Wir waren eine Woche in Katalonien, rein zufällig befand sich ein wunderbares Schwimmbad im Ort, an dem wir vom Montag bis Freitag jeweils von 1 – 3 Uhr schwimmen durften.
Nach meinem letzten Ironman am 05. September mit einer Schwimmzeit von 56:18min habe ich nicht mehr wirklich viel gemacht. Das erste Mal seit 22 Jahren hatte ich im Flieger kein Rad dabei, in den ersten Tagen hatte ich mir beim Laufen dann auch gleich wieder die Wade zerlegt. Dazu 27 Grad Wassertemperatur und das phantastische Schwimmbad, was gab es also Besseres als einen Schwimmblock einzulegen und mein liebstes Trainingsprinzip, das Prinzip der sprunghaften Belastungssteigerung anzuwenden?
Leider war es die Tage dann nicht ganz so sonnig, dennoch sehr angenehm zu schwimmen.
Ich hatte das ganze Jahr nun nicht wirklich seriös trainiert. Beim Schwimmen hat man aber immer den Vorteil, dass man mit relativ geringem Zeitaufwand recht schnell vorwärts kommen kann. Grundsätzlich ist es sicher so, dass eine gute Leistung beim Schwimmen im Triathlon den geringsten Aufwand darstellt. Was man aber dabei immer im Auge behalten sollte, ist die bewährte Faustregel: Für 95% des Ergebnisses braucht man nur 50% des Aufwands!
Die Ausgangssituation
Unabhängig von den Trainingsinhalten ist grundsätzlich wichtig, wie viel man trainiert hat.
Es gab sicher Jahre, in denen ich mehr trainiert habe, es gab aber viele Jahre, in denen ich im Schwimmen wesentlich weniger trainiert habe. 2007 habe ich mit Abstand am wenigsten und insgesamt nur 79km trainiert, bin bei den beiden Langdistanzen in Ffm und Köln aber immerhin noch eine 58er und 57er Zeit geschwommen. Man sieht daran, dass ich selbst bei praktisch nicht existentem Training nicht völlig wegbreche. Entscheidend ist dann aber, dass man zumindest zur richtigen Zeit trainiert. Hohe Trainingsumfänge im Winter haben einen gewissen Langzeiteffekt, aber wichtiger ist es in den letzten Wochen vorm Rennen präsent zu sein.

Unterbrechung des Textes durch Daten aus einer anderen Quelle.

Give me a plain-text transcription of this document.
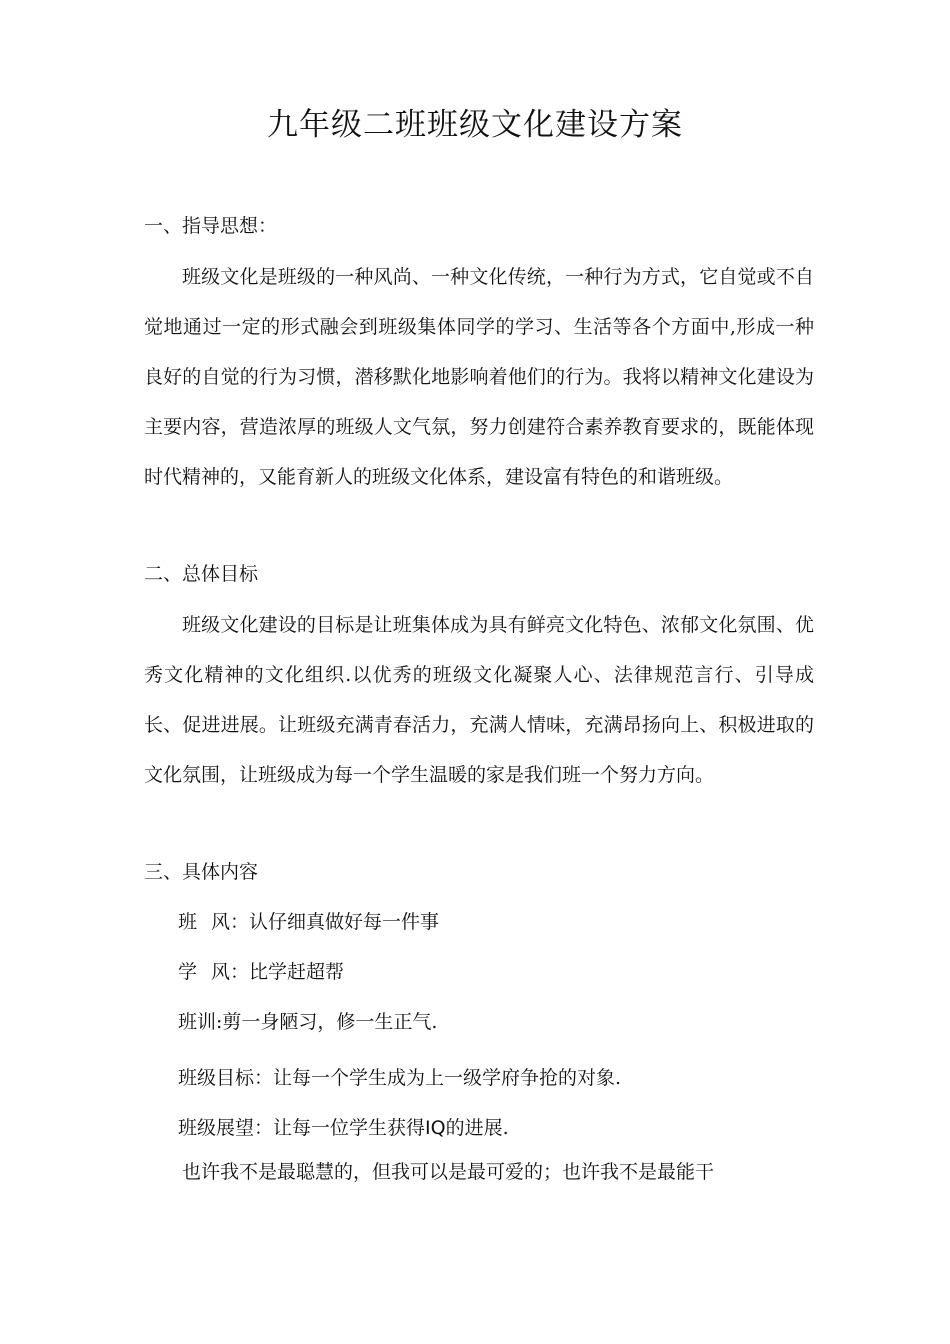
九年级二班班级文化建设方案

一、指导思想：

班级文化是班级的一种风尚、一种文化传统，一种行为方式，它自觉或不自觉地通过一定的形式融会到班级集体同学的学习、生活等各个方面中,形成一种良好的自觉的行为习惯，潜移默化地影响着他们的行为。我将以精神文化建设为主要内容，营造浓厚的班级人文气氛，努力创建符合素养教育要求的，既能体现时代精神的，又能育新人的班级文化体系，建设富有特色的和谐班级。

二、总体目标

班级文化建设的目标是让班集体成为具有鲜亮文化特色、浓郁文化氛围、优秀文化精神的文化组织.以优秀的班级文化凝聚人心、法律规范言行、引导成长、促进进展。让班级充满青春活力，充满人情味，充满昂扬向上、积极进取的文化氛围，让班级成为每一个学生温暖的家是我们班一个努力方向。

三、具体内容

班 风：认仔细真做好每一件事

学 风：比学赶超帮

班训:剪一身陋习，修一生正气.

班级目标：让每一个学生成为上一级学府争抢的对象.

班级展望：让每一位学生获得IQ的进展.

也许我不是最聪慧的，但我可以是最可爱的；也许我不是最能干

Um jetzt also innerhalb einer Woche sehr viel schneller zu werden, darf man vorher nicht allzu schnell gewesen sein. Wenn man konsequent trainiert und hohe Umfänge abreißt, dann ist es wesentlich schwieriger noch klar schneller zu werden, logisch.
Da ich oft Standardprogramme schwimme, habe ich gewöhnlich kein großes Problem Vergleichseinheiten zu finden. Da ich nicht regelmäßig trainiert habe, ist es hier etwas schwieriger:
Die Einheit vom 02.10. habe ich in meiner Trainingsdoku „nach 500m betont langsam“ genannt, was daraufhin deutet, dass ich nicht in der Lage gewesen wäre, dass ursprüngliche Tempo von gerade mal 8:04min über 500m problemlos zu halten. Dazu muss gesagt werden, dass ich an dem Tag schon etwas vorgeschädigt war, u.a. durch einen „Aqua Power“-Kurs direkt davor. Selbst wenn ich aber 10 oder 15 sec über 500m schneller gewesen wäre, zu dem Zeitpunkt wäre ich hintenraus deutlich weggebrochen, d.h. über 4000 oder 5000m wäre ich noch langsamer gewesen.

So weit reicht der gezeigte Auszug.